Consider the following Biblical principles Dr. Jackson mentioned and discuss how you might apply them to the hedges you are buiding up as individuals and families.
How can you guard your heart, eyes, minds?
How can you avoid the appearance of evil?
In what ways do you need to flee sexual immorality?
How are you "one step away from stupid?"
What are potential "bad locations" for you to put yourself in?
What are your primary "bad companions" throughout the day that can corrupt your morals?
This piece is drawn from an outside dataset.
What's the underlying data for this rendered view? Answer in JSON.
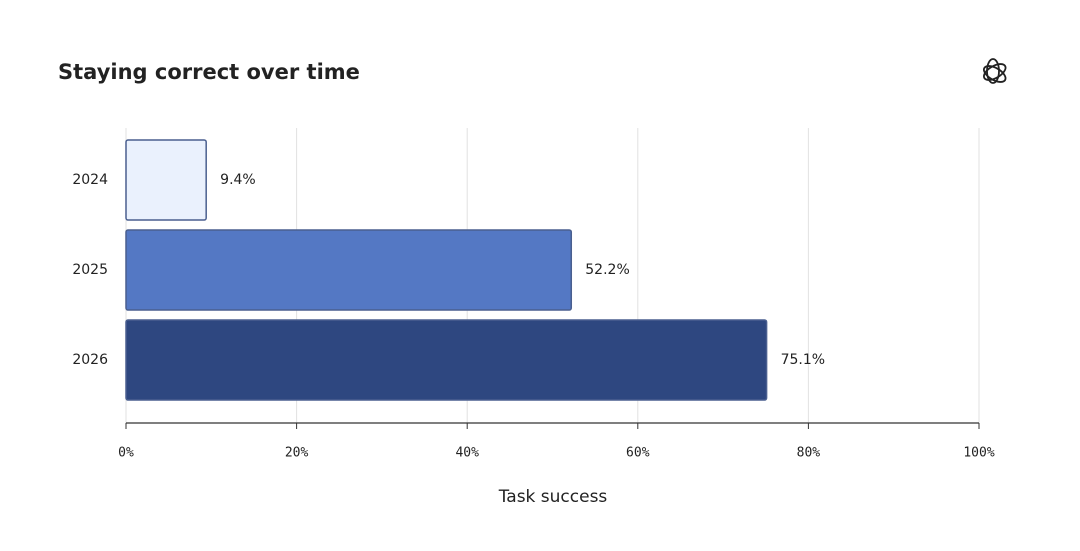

Our prayer is that more and more conversations are being stirred up within our church family regarding the dangers that are in our face and regarding ways that we might combat them. And while there is no perfect plan, remember that if we aim at nothing, then we will hit it every time. And actually, in regards to sexual sin, with no aims we will be hit hard ourselves. Keep in mind also that our hearts struggle and that we will never be struggle-free until Glory. But until then we fight the good fight of faith, and we shout out with the aposte Paul,
"Who will rescue me from this body of sin and death? I thank God through Jesus Christ our Lord!"